# 9 week old separation Anxiety



## Dog1404 (Dec 5, 2021)

Hey, looking for help with our new Vizsla puppy - we have had him 4 days now (3 nights) and he follows us around everywhere in the house and cannot be left alone at all. We have got no sleep as we can just hear him howling in his crate at night the minute we leave his sight. We need him to be Independent and be able to handle being by himself. Any help or advice appreciated please!


----------



## Dan_A (Jan 19, 2021)

9 weeks is very young and what you describe is normal and I would not classify it as separation anxiety. Everything is new to him and he was used to sleeping closely to his litter-mates. I recommend moving the crate to your bedroom for sleeping at night. You may have to deal with nights of crying and barking until he learns to settle during the crate training process, but the bedroom where you sleep is the best place especially during this phase. There are many threads on this forum about crate training techniques that should be helpful. Never let him out except to go to potty and do not play with him during or after potty time, right back into the crate. You may have to cope with 15minutes to hour+ whining and crying until he self settles to sleep. We had many many days of this and we were walking around like zombies due to sleep deprivation. Some people have it lucky and their pup settles quickly, others not so much. Just remember there is light at the end of the tunnel!

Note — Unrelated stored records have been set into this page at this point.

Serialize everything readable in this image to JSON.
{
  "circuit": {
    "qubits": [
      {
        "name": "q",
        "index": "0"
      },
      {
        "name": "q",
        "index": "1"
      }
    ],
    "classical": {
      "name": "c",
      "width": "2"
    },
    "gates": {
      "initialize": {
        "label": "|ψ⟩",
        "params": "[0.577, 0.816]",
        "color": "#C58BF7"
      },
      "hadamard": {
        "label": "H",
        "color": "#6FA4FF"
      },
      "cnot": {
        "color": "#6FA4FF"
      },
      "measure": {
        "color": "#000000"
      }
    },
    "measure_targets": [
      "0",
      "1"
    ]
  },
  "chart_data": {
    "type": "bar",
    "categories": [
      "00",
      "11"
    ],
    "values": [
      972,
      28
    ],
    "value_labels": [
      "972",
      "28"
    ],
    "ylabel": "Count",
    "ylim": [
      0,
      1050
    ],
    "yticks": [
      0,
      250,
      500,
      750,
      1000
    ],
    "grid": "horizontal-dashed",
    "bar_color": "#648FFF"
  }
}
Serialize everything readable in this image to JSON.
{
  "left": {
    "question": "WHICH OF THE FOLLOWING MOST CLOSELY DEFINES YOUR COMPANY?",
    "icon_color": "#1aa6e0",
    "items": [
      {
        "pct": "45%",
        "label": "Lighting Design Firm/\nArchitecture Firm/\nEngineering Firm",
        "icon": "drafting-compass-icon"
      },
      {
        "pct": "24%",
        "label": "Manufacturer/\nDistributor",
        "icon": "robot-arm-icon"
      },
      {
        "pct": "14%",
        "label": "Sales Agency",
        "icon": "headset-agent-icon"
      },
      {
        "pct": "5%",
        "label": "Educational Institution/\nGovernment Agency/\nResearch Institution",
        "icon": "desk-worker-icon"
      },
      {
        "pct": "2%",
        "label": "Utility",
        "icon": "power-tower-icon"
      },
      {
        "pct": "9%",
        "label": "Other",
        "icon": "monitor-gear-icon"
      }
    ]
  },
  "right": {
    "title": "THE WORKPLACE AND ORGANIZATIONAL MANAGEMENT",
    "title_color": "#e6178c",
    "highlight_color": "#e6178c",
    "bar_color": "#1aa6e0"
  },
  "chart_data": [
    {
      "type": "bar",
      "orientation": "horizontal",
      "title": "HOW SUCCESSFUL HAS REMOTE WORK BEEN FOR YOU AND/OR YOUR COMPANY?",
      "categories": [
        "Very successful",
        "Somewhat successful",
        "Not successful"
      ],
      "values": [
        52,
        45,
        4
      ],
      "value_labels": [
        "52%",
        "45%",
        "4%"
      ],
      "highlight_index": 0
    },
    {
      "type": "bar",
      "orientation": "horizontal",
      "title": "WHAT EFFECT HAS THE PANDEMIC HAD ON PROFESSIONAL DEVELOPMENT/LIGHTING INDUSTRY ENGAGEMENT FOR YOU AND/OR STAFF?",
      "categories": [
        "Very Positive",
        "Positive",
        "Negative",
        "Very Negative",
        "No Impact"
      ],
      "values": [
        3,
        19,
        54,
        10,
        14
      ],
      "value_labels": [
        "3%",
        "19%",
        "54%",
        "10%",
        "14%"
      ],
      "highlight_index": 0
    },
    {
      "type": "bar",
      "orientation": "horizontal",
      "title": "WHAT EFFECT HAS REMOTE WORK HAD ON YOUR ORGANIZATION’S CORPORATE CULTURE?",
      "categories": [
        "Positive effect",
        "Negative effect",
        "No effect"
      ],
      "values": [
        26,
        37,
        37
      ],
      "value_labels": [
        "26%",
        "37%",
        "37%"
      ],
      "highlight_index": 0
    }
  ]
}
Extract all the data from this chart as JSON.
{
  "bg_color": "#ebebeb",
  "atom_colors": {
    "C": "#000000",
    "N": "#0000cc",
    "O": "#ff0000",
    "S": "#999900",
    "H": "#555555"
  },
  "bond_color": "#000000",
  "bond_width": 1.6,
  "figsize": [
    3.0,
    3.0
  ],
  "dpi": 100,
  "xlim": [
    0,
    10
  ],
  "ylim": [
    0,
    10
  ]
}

Also remember you brought a velcro dog into your house. I would get used to them always wanting to be with you. Early on they may take awhile to self-settle around the house on their own which is normal. I think it took to about 4 months before Ellie would go lay on the couch alone without us for the first time.


----------



## Dog1404 (Dec 5, 2021)

@Dan_A thank you so much for this that’s so reassuring! He’s happy in the crate and will voluntarily go in and sleep there when we’re around and we’re slowly being able to go into another room without him being too disturbed - he might shuffle and whine a bit but will settle down if he’s tired so he’s learning. Just struggling with the barking and whining at night and we ideally don’t want him to sleep in the bedroom and would like to be able to leave him alone for short periods without getting worked up if we were to leave the house.


----------



## Dan_A (Jan 19, 2021)

We started with the crate in our bedroom, then moved it to the living room after Ellie was 5 months old. That is where she is now and she is perfectly comfortable.


----------